What components are necessary to form triskelions?

Answer 39

You need 3 heavy chains of clathrin and 3 light chains of clathrin to form triskelions. These components spontaneously assemble into geodesic vesicle coats. Clathrin assembly provides the energy required to deform the membrane into spherical vesicles.

Question 40

What is the signal that will get proteins to the mitochondria?

Answer 40

An amphipathic a-helix at the N terminus with a positive charge on one side.

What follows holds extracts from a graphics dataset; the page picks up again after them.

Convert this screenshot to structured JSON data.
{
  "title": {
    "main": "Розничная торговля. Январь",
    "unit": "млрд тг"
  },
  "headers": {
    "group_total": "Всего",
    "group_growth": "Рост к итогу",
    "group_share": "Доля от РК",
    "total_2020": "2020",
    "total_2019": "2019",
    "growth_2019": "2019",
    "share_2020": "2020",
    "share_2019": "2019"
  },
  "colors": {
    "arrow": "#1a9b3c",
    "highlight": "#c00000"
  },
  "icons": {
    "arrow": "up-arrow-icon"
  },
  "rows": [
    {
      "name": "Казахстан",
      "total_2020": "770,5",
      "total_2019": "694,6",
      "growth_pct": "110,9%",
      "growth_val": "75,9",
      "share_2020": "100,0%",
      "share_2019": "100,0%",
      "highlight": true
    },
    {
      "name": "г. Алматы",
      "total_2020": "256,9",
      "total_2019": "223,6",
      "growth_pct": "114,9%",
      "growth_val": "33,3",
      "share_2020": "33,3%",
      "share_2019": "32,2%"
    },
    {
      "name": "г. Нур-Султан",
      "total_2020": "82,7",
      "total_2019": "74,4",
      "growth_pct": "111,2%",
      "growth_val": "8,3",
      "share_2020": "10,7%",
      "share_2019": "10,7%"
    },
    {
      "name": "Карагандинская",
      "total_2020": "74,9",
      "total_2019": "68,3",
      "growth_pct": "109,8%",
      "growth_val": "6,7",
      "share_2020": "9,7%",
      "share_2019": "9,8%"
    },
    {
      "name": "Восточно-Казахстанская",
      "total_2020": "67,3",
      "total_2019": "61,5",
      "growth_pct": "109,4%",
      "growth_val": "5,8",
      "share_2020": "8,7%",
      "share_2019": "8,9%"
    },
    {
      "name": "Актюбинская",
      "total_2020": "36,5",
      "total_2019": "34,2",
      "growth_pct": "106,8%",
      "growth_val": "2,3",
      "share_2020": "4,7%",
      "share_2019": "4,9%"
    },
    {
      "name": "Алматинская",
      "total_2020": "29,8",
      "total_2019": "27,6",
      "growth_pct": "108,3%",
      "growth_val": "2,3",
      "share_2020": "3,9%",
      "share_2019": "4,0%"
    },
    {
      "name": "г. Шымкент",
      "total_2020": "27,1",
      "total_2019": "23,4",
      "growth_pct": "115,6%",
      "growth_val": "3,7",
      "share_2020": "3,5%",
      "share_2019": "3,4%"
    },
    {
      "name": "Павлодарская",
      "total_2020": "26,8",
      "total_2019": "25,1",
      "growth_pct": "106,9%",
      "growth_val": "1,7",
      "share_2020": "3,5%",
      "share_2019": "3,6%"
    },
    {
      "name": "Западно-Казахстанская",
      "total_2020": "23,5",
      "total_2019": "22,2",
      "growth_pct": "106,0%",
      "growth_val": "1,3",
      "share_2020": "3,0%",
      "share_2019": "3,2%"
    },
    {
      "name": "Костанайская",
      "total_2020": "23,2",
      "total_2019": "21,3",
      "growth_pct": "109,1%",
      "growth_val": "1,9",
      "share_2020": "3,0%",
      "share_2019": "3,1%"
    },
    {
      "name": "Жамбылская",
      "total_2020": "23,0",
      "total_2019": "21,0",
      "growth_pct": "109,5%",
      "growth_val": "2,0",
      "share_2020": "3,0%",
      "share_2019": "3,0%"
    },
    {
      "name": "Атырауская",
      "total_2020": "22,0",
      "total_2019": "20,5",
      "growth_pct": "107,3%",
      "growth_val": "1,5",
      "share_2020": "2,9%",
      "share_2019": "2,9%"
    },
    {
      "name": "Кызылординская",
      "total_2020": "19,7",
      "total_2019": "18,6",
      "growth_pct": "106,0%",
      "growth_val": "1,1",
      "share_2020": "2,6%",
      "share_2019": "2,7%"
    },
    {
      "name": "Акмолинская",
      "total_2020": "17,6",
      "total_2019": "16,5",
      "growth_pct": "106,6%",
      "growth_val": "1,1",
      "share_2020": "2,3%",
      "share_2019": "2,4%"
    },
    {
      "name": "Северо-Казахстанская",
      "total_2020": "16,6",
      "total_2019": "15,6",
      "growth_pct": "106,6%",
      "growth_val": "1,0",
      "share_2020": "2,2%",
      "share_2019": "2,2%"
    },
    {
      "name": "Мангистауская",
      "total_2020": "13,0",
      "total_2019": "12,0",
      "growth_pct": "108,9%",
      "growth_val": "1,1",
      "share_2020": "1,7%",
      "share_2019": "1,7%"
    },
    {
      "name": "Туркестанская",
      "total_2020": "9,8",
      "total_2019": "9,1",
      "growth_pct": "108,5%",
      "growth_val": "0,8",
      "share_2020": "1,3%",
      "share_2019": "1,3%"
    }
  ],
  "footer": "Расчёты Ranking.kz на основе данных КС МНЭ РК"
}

This signal is different from the ER signal sequence because it has a unique address.

Question 41

How does a protein import into the mitochondria?

Answer 41

To get into the mitochondria, a protein associates with the import receptor using two translocon proteins: TOM and TIM. Once the protein enters the mitochondria, its signal is cleaved off.

Question 42

What are the energy requirements for unfolding a protein for importation into the mitochondria?

Answer 42

1. A cytosolic ATPase chaperone (HSP70) to unfold the protein for import.
2. An electrical potential across the inner membrane.
3. Mitochondrial HSP70 refolds protein after import.

Question 43

How are proteins targeted to mitochondrial membranes and compartments? (using the direct route)

Answer 43

A mitochondrial targeting signal directs import through the TOM/TIM complex. A stop transfer signal (a hydrophobic sequence) interrupts translocation through TIM, leaving protein embedded in the inner membrane. This protein is now an integral membrane protein of the inner mitochondrial membrane. The cleavage of stop transfer signal releases it into the intermembrane space (IMS).

Question 44

How are proteins targeted to mitochondrial membranes and compartments? (using the roundabout route)

Answer 44

Many proteins use targeting signals to get inserted in the inner membrane. Signal 1 targets to the matrix, and then cleavage of signal 1 exposes signal 2, which targets proteins back through the inner membrane using the OXA transporter. Proteins translated in matrix are exported to the IM or IMS via OXA.

Question 45

How does import into the chloroplast thylakoid take place?

Answer 45

A transit peptide (an amphipathic a-helix) targets to the chloroplast stroma; similar to mitochondrial signal peptide but NOT interchangeable.